On dit qu’il habiterait en Finlande, en Laponie, au Pôle Nord… Mais décidément plein de ressources, le Père Noël dispose aussi d’une tombe en Turquie !
Le Père Noël est-il enterré à Demre, en Turquie ?
C’est en tout cas ce qu’a titré la presse relatant, photos à l’appui, la découverte en 2017 du vénérable caveau sous une église de l’actuelle ville turque de Demre (l’ancienne Myra), dans la province d’Antalya. Qu’importe : mort et enterré, ou trônant vivant au milieux de ses rennes et de ses lutins au Pôle Nord, le Père Noël n’en est pas à une manifestation paradoxale près ! (le polymorphisme et la mutabilité sont des attributs classiques de toute bonne entité astrale).
En fait, la tombe découverte serait plus (in)vraisemblablement celle du fameux Saint Nicolas, célèbre évêque du 4ème siècle ayant officié dans cette région et à qui la légende attribue un certain nombre de miracles, notamment la résurrection d’enfants, notamment de trois écoliers qu’à en croire Saint Bonaventure (Père de L’Église), un boucher sans scrupule avait découpé et mis au saloir pour les accommoder en pot-au-feu… (2ème « Sermo de S Nicolao » qui, soit dit en passant, mentionne deux étudiants de riches familles –duo scholares nobiles et divites– et non pas trois bambins comme l’imagerie populaire le relate généralement).
C’est du reste sous l’église Saint Nicolas que la tombe a été trouvée, mais en elle-même cette circonstance n’a rien de probant quant à l’identité du défunt, car cette église a sans doute servi de dernière demeure à bien d’autres personnages, comme ce fut la coutume funéraire pendant des siècles.
Saint Nicolas, Père Noël avant la lettre, ou selon les écritures ?
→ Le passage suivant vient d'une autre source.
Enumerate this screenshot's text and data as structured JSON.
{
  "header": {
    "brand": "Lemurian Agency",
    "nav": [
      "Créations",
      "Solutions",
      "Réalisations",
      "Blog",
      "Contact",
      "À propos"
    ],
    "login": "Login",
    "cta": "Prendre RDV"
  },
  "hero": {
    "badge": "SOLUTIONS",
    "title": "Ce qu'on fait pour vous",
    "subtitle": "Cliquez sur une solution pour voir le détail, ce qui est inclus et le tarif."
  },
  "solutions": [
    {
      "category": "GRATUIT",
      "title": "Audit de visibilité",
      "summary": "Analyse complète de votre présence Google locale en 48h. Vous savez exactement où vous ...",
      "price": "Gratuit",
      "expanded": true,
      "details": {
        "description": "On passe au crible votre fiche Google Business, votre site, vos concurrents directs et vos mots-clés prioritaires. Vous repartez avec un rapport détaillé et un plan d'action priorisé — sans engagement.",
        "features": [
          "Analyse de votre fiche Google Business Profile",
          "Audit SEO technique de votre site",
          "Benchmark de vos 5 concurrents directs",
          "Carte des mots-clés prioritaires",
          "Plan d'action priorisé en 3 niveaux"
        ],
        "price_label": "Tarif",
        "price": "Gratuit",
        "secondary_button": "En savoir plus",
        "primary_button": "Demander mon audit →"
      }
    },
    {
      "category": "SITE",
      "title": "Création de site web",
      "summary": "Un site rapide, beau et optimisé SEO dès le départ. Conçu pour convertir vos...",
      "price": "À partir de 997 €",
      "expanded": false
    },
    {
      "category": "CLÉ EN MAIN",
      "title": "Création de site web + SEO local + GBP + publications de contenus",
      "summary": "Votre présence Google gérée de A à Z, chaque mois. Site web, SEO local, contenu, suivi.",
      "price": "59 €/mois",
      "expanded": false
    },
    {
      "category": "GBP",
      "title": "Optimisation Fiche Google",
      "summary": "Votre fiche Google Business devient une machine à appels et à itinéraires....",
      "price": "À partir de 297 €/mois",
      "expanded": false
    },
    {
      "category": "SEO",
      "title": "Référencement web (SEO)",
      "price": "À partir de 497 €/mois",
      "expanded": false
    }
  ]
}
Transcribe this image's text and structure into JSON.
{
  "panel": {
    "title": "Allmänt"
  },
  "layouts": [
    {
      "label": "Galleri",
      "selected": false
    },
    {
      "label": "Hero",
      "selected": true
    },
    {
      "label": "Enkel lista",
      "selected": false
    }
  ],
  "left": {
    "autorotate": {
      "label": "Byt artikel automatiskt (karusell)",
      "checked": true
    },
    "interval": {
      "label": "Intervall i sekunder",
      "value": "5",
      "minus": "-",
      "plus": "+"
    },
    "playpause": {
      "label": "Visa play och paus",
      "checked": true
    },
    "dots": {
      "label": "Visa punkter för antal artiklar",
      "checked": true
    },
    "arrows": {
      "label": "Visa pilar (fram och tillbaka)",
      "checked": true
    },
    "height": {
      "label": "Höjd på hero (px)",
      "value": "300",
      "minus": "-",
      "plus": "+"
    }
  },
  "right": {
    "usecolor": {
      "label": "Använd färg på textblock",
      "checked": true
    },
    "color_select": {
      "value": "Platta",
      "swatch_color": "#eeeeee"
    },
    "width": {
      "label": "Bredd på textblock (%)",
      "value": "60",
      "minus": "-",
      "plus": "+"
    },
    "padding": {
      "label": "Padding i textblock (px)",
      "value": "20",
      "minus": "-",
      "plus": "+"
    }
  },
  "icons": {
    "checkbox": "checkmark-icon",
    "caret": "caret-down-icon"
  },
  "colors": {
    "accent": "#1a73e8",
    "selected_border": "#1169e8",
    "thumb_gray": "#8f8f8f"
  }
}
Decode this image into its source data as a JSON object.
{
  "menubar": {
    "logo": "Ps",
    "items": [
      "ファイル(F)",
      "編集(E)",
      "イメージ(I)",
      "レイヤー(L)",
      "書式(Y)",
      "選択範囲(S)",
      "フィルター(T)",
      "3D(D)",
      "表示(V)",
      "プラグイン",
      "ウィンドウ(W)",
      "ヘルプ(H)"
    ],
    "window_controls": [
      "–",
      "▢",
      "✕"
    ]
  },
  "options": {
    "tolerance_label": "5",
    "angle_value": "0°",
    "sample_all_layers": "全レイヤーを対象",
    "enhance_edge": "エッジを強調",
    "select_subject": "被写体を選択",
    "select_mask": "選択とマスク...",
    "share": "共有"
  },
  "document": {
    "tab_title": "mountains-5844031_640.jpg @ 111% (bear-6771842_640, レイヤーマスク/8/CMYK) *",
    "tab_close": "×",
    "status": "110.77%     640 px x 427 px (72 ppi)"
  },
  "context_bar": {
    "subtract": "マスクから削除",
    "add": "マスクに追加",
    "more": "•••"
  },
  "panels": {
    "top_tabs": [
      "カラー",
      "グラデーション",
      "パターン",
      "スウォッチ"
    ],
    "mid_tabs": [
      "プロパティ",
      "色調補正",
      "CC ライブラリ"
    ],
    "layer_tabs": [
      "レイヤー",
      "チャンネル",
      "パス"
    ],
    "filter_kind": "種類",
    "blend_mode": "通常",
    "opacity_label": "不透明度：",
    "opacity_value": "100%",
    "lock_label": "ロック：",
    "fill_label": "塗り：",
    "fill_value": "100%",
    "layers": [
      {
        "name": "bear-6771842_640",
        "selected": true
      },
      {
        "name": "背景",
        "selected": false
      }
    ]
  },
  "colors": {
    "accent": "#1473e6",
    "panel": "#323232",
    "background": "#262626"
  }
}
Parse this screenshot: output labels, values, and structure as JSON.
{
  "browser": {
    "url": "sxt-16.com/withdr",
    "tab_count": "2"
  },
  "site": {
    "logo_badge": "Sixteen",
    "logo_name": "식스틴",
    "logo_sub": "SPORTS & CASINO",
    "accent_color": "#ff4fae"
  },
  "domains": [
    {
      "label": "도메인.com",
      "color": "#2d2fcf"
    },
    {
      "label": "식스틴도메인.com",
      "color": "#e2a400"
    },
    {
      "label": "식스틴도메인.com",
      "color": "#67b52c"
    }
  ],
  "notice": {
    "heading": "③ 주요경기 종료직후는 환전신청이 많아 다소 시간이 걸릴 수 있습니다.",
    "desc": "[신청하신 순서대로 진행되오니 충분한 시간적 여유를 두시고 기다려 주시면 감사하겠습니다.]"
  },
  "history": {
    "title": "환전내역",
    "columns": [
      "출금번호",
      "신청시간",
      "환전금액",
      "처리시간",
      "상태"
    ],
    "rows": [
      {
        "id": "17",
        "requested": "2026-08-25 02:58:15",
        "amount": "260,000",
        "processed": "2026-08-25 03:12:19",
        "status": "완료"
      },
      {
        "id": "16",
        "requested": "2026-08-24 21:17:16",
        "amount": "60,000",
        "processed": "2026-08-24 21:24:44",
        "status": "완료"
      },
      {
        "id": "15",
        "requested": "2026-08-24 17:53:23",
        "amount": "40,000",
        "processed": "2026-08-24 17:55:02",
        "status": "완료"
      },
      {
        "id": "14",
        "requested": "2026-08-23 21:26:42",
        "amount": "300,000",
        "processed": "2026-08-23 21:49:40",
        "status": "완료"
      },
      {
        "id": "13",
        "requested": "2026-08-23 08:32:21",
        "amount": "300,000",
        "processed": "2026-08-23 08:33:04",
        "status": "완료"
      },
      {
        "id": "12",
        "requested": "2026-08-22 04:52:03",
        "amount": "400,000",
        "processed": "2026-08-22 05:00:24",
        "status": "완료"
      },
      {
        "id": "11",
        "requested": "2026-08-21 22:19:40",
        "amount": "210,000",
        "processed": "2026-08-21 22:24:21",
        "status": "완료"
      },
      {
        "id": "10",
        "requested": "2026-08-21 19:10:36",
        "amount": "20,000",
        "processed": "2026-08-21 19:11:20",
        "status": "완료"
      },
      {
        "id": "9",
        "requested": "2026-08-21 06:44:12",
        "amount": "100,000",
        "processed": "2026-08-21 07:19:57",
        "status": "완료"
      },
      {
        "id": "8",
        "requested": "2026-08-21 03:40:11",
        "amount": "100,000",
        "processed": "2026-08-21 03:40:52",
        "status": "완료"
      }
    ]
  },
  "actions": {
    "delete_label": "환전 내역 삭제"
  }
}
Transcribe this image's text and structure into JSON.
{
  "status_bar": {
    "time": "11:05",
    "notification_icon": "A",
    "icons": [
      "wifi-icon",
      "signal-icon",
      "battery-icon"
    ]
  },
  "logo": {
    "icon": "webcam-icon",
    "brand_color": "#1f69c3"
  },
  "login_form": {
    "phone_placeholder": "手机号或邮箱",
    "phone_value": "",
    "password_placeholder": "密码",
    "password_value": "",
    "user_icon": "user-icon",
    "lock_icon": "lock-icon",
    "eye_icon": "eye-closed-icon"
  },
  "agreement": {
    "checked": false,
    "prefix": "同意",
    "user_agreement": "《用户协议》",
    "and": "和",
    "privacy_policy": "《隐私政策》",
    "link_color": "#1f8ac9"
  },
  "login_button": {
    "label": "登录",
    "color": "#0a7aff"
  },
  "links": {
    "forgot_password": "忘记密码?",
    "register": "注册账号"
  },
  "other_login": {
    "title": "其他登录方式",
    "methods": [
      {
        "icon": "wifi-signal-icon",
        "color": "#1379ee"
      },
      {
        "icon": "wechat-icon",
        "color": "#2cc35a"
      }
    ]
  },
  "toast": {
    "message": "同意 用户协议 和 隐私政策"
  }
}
De son vivant, Saint Nicolas s’était déjà forgé une solide réputation de bienfaiteur pour sa générosité envers les nécessiteux. La légende dorée du saint rapporte aussi qu’il jetait des pièces d’or par la cheminée de chaumières dont le maître de maison n’avait pas de quoi doter ses filles à marier. Sous l’avatar du Père Noël, son tropisme pour les cheminées ne se démentira pas !
Selon la doxa officielle, Saint Nicolas serait un des principaux modèles ayant inspiré le mythe moderne du Père Noël, d’abord sur la base d’un récit de l’écrivain américain Washington Irving paru en 1809 (« Knickerbocker’s History of New York », publié sous le pseudonyme de Diedrich Knickerbocker), puis d’un poème de Clement Moore paru en 1823, illustré par Thomas Nast.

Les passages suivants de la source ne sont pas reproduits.